Monday, November 21, 2011

Monday, November 21st, 2011


Creative Writing

Due:  Prompt Word Poem
·      Keep it with you at your desk, along with the rubric.  We’re going to fill that out together before you turn the poem in.
·      We’ll fill out the rubric together, since this is the first one we’ve done.  STAPLE THE RUBRIC ON TOP OF YOUR POEM, and keep it at your desk.
·      You do not need an iBook today.

Writing Experiment #8:  Best and Worst of the Week (10:05-10:11)
·      Take out a sheet of notebook paper.
·      In the few minutes you have, make two lists:
o   Best of the Week
o   Worst of the Week
·      If you complete both lists, start another list:  what you’re most looking forward to in the next two weeks.
·      For 100%, you have to write the whole time.

Peer Conferencing
·      Prompt Word Trade-and-Grade

Organization and Reflection—Big Ideas
What do we know?  What have we learned?  What’s still a mystery?
·      Unit 1 Overview—page 3
·      Unit 2 Overview—page 27
·      What do we know?  What have we learned?  What’s still a mystery?

Writing Lesson #1--Paragraphing
1.      Beginning a New Paragraph--Read this to yourself.  (p. 28)
2.     Practice putting in paragraphs on page 29--an excerpt from author John Green.  Use the paragraph symbol where you feel there should be a new paragraph (based on what you know from p. 28)
3.     Compare our answers with a partner, making changes if needed.
4.     Look at the author's version of paragraph breaks, and we talked about how ours were similar, and how ours were different.

Writing Lesson #2--Making Line Breaks
1.      Read the directions; then I’ll model how to work with partners to complete the assignment on page 30.
2.     Take ten minutes with partners to break the poems into lines, then talk about how and why.
3.     Get back together as a class to chat about the hows and whys, after we looked at the authors' original breaks.

Homework
·      None

AP ENGLISH

When You Come In
·       Pick up an Oedipus Viewing Worksheet off my desk, please.
·       Sign in, please.
·       Due by 3:30 today  (We are not taking classtime now to do this.)
o   Printed copy of final draft of myth essay
o   Completed rubric (numbers circled; written reasons given for score)
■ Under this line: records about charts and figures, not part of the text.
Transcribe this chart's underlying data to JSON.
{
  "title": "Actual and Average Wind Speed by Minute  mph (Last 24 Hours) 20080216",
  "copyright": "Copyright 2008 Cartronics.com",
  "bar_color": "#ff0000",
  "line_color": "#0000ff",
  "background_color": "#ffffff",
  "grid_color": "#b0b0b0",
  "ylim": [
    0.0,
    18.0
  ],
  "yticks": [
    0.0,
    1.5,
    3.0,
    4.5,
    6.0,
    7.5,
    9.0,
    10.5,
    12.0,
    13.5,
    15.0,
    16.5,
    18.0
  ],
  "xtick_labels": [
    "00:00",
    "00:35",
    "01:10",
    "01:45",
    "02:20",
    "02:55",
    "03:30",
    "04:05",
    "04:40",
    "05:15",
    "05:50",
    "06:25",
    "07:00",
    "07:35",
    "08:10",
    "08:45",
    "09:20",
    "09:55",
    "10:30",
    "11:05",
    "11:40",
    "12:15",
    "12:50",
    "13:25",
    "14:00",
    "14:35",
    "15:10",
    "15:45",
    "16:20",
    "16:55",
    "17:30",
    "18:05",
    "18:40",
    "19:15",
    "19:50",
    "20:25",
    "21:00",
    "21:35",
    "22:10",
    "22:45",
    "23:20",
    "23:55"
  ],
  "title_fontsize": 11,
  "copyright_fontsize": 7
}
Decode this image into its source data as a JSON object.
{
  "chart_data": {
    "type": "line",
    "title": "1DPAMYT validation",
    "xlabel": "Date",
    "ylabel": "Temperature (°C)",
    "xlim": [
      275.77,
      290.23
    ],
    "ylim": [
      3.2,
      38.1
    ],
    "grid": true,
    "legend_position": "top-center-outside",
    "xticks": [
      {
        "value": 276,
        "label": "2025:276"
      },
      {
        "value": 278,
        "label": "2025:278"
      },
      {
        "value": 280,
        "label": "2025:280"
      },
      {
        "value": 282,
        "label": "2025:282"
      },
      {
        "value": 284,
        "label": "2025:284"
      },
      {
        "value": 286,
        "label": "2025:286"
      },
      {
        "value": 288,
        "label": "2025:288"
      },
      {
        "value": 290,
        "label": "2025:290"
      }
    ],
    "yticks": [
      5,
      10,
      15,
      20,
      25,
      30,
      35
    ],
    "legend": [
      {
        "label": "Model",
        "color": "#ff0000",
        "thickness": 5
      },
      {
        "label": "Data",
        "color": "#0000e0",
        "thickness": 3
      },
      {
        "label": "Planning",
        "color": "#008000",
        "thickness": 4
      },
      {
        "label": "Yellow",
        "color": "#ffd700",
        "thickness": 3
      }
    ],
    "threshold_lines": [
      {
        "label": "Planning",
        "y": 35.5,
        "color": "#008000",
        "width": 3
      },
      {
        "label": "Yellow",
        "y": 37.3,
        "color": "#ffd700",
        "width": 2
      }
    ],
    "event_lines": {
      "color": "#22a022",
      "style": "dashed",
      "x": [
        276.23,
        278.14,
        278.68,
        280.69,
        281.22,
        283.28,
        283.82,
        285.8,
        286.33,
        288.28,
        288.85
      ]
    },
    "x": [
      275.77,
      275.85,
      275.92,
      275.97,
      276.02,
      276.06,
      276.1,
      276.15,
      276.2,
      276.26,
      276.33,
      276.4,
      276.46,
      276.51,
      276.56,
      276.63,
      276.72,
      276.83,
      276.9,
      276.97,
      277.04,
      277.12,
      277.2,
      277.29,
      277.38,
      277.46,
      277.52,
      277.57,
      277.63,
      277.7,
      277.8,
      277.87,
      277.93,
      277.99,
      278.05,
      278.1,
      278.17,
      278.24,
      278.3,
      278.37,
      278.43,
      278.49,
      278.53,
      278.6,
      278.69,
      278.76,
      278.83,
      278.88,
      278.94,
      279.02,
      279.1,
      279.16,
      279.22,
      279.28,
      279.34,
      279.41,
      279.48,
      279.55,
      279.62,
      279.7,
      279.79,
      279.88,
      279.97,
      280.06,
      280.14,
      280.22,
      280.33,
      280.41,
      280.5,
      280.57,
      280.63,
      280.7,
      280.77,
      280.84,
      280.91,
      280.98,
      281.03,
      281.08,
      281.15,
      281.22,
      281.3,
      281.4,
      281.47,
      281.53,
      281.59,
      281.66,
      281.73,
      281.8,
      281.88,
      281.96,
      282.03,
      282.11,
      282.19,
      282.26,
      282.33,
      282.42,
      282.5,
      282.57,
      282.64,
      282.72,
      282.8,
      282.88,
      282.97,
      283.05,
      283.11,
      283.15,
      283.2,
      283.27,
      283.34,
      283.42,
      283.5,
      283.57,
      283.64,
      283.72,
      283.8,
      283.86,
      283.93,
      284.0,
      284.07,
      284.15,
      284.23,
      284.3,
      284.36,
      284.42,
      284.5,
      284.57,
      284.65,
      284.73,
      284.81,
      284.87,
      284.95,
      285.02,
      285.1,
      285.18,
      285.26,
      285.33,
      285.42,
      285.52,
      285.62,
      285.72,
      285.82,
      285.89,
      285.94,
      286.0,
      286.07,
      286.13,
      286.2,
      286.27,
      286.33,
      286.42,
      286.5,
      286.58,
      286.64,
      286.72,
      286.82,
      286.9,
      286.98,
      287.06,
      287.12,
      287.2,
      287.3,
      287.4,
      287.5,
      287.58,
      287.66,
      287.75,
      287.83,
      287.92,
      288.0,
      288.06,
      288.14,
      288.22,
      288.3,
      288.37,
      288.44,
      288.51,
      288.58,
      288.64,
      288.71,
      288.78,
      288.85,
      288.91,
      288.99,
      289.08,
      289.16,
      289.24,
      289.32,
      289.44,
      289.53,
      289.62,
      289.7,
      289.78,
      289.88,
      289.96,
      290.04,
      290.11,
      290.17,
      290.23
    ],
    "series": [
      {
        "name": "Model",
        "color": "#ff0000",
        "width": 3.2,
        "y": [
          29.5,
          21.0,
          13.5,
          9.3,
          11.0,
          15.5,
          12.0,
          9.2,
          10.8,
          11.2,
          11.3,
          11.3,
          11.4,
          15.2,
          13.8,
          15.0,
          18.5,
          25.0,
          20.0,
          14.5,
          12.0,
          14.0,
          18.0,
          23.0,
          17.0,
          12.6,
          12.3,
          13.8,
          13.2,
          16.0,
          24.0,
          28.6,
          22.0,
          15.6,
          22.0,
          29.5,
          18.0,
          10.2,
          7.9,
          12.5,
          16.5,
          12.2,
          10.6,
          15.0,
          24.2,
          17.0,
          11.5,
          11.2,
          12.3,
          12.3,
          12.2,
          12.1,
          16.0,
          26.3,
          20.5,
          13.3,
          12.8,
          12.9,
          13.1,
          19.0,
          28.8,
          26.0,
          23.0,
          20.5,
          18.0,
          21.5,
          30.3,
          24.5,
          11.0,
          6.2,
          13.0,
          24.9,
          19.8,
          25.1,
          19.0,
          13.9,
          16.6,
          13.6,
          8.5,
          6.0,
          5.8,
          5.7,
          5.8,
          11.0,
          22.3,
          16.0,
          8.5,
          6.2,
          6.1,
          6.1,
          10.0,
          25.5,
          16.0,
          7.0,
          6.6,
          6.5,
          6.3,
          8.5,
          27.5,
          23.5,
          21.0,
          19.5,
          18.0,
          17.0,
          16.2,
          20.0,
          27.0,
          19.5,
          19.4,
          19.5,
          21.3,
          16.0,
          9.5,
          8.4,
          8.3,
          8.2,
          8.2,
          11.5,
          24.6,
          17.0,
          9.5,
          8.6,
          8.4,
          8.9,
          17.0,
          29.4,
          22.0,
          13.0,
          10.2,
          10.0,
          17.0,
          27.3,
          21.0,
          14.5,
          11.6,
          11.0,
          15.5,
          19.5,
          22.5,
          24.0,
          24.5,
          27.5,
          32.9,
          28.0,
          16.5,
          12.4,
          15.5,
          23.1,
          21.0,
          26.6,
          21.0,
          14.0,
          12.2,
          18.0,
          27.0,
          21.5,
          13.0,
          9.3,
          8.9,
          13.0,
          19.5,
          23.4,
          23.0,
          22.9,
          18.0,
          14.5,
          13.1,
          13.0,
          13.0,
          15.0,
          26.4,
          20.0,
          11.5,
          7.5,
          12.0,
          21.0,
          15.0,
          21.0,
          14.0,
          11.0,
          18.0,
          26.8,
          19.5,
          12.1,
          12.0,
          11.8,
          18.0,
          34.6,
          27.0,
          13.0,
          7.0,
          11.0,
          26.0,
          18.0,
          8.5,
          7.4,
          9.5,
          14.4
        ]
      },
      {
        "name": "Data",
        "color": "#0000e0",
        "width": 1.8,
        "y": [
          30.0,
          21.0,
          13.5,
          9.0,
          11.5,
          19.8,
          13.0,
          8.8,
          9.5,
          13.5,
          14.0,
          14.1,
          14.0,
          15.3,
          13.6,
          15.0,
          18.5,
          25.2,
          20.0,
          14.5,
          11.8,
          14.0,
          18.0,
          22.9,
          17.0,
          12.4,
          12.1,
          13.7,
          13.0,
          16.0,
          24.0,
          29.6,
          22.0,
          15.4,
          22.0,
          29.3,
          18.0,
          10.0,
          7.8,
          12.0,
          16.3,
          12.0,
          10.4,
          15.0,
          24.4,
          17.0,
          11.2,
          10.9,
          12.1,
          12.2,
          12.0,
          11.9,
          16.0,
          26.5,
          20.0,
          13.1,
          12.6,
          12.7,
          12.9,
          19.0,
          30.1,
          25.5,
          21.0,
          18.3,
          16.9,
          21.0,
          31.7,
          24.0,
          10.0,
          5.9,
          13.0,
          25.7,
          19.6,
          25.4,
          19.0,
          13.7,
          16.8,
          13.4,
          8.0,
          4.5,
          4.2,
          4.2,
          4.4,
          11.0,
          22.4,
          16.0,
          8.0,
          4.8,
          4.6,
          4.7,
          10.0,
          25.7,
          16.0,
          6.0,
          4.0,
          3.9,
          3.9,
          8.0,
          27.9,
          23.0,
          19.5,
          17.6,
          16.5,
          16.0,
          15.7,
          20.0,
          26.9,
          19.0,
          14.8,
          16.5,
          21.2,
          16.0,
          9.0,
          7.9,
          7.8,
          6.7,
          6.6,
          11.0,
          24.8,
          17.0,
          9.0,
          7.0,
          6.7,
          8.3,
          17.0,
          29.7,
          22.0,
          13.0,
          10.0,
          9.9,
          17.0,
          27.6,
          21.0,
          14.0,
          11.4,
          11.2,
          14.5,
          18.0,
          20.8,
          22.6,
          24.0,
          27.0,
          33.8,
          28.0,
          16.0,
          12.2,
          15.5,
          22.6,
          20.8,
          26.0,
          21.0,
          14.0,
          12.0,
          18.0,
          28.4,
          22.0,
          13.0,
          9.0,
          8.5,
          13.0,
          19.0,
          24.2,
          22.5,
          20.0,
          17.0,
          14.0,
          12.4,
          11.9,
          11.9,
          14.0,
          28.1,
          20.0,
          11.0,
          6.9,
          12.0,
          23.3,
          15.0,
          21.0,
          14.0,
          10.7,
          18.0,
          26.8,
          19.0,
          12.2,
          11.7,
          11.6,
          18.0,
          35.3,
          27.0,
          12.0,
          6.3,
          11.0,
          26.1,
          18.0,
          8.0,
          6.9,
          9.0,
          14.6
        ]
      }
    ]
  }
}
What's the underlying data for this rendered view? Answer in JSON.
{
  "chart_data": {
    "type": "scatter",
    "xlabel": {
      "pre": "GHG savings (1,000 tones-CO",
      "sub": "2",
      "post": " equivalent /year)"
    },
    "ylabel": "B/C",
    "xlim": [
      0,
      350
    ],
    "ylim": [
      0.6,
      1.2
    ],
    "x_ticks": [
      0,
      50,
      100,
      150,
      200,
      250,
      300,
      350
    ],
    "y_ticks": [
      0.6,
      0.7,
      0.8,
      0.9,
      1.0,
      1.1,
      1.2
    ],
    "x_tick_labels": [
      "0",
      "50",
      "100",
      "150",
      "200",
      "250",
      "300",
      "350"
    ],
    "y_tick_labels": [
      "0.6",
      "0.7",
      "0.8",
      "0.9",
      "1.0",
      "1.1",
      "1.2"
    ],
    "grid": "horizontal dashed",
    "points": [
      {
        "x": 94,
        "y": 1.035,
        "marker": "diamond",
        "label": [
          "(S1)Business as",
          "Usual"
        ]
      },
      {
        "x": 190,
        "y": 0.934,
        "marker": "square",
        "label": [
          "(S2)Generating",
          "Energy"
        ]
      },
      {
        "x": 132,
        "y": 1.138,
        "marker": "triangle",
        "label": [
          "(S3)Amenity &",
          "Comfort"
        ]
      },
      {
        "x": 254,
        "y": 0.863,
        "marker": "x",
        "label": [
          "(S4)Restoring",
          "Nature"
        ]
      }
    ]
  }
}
Saying Good-bye to Oedipus Rex
1.      Oedipus Wordles (w/Viewing Sheet)
2.     NOW:  Professor Foster—Read and annotate “He’s Blind for a Reason”.
§  Questions—at least four
§  Connections—at least four
§  Comments—at least four
§  Reference look up—at least two allusions you don’t know

Tragedy
1.      Review what Aristotle said in answer to the question, “WHAT IS TRAGEDY?”
2.     Re-read pages 69 and 70 in your Oedipus packet.  You need to have this in your head BEFORE you start reading what Arthur Miller believes.  Both men are writing ARGUMENTS.  And you’re going to have to compare and contrast their arguments.
3.     What does Arthur Miller say about tragedy in his essay, “Tragedy and the Common Man”?
4.     Come get a buff-colored essay off the circle table.
5.     Read the Reading Journal question on page 4.
6.     Read and annotate Miller’s essay.
7.     Answer questions #1-#8 in your Reading Journal.  Remember:
o   Write in complete sentences.
o   Answer all parts of the question(s)
o   Use examples from the essay or from other readings to support your points

Last five minutes:  Papers to Pass Back
·       Greek Myth Final
·       Peer Conferencing grades
·       Greek Myth Wordle Viewing
·       Annotations
·       Myth flashcards

Homework
1.           Arthur Miller “Tragedy and the Common Man” reading annotating
2.          Reading Journal (#1-#8)
3.          Foster chapter annotated, including allusions looked up and noted

Homework
·       By 3:30 today—printed copy of myth essay; completed rubric stapled on top.